The deal calls for Hecker, 58, to be on house arrest until after Christmas, when he would report to federal prison, May said. Those details would need to be approved by U.S. District Court Judge Joan Ericksen. A date for his sentencing has not yet been scheduled.
Earlier today, one of his court-appointed lawyers, Barbara May, said, “Denny wants me to say that this is a business deal gone bad,” referring to the charges against him. “He feels bad that it got out of control and the business deal went sour.”
Once the owner of a network of auto dealerships and a large leasing company, Hecker filed for bankruptcy in June 2009, owing $767 million largely due to personal guarantees on business loans. The bankruptcy trustee handling his case quickly uncovered assets that Hecker had not reported.

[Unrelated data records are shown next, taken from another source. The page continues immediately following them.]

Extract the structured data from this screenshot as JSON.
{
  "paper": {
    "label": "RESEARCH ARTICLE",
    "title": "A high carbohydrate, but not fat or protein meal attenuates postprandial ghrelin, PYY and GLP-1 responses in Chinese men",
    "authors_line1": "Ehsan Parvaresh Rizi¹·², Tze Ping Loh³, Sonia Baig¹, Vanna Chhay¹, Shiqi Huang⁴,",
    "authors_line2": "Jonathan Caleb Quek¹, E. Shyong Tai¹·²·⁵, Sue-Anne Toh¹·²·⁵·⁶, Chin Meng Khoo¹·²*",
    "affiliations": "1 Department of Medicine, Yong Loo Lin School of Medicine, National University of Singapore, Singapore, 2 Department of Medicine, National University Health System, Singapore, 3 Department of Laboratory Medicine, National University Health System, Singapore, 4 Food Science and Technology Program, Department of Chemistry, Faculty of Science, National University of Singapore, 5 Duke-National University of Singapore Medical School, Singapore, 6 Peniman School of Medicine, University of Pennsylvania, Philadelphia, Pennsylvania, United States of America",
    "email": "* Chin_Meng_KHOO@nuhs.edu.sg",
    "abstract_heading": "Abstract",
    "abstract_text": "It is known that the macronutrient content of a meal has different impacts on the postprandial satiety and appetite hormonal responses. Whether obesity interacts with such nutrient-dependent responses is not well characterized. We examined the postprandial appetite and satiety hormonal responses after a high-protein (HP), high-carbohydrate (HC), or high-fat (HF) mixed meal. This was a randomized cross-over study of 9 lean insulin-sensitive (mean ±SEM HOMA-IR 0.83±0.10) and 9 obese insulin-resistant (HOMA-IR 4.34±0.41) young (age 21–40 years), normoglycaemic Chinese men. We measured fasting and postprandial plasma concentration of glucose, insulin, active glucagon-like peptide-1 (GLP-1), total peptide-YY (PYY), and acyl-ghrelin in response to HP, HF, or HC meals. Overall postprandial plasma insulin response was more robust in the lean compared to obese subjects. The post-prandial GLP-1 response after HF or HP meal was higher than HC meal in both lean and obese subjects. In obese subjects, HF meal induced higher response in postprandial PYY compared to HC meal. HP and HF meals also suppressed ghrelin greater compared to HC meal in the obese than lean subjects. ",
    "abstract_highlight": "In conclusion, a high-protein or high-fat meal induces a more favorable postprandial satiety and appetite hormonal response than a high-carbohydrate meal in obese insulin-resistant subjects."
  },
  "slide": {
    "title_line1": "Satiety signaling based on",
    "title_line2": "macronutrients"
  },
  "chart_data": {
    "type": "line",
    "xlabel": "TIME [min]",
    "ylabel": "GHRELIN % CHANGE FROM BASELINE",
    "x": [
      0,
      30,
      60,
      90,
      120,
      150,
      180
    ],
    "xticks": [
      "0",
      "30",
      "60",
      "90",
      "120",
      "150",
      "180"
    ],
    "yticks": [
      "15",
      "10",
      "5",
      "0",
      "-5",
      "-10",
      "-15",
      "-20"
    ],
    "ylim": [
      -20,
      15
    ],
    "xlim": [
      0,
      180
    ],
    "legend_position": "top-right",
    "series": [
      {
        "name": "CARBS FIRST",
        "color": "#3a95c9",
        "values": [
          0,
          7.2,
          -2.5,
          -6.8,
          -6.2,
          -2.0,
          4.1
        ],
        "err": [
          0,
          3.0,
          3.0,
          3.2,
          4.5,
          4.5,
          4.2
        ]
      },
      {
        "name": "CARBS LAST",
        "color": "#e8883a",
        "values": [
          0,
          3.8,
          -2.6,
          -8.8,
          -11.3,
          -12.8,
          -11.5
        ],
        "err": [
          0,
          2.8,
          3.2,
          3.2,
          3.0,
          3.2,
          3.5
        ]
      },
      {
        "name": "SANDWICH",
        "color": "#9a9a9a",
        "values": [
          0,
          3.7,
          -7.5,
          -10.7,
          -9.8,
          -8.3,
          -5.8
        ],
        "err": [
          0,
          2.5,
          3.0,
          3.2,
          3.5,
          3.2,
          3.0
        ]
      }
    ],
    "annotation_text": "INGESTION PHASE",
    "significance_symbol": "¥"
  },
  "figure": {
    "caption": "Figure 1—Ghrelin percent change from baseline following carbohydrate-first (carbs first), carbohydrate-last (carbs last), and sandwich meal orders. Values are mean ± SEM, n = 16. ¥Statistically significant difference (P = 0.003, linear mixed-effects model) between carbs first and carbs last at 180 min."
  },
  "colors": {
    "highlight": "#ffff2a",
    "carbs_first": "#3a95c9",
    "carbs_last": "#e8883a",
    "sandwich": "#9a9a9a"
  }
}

Hecker chose not to fight those allegations in U.S. Bankruptcy Court and agreed that his debt would not be forgiven. He will be on the hook for any debt that remains after his assets are liquidated, a process that is expected to continue for at least another year.
Indictments handed down
He was indicted in February on criminal charges of wire fraud and conspiracy for allegedly forging documents to get better financing from Chrysler Financial to purchase cars for his leasing company. In March, a grand jury returned a new indictment against him, adding bankruptcy fraud charges and more wire fraud charges.
The former president of Hecker's leasing company, Steven J. Leach, of Burnsville, was also charged with wire fraud and conspiracy. He was scheduled to be tried with Hecker. Today's plea deal does not involve Leach. His attorney, Robert Sicoli, could not immediately be reached for comment.
The bankruptcy fraud charge that Hecker has agreed to plead guilty to alleges he transferred $33,057 by wire into a bank account for an unnamed person, but that Hecker exercised control over the account, and that he transferred $80,000 to the same unnamed person who then arranged to give that money back to Hecker later.
The allegations mirror ones made by bankruptcy trustee Randy Seaver in bankruptcy court filings earlier this year. Those documents indicated the money went to his former father-in-law Bill Prohofsky.
Prohofsky committed suicide in early March, just after the allegations surfaced that Hecker had given him the $80,000 and instructed him to pay some of Hecker's bills in the months after Hecker filed for bankruptcy.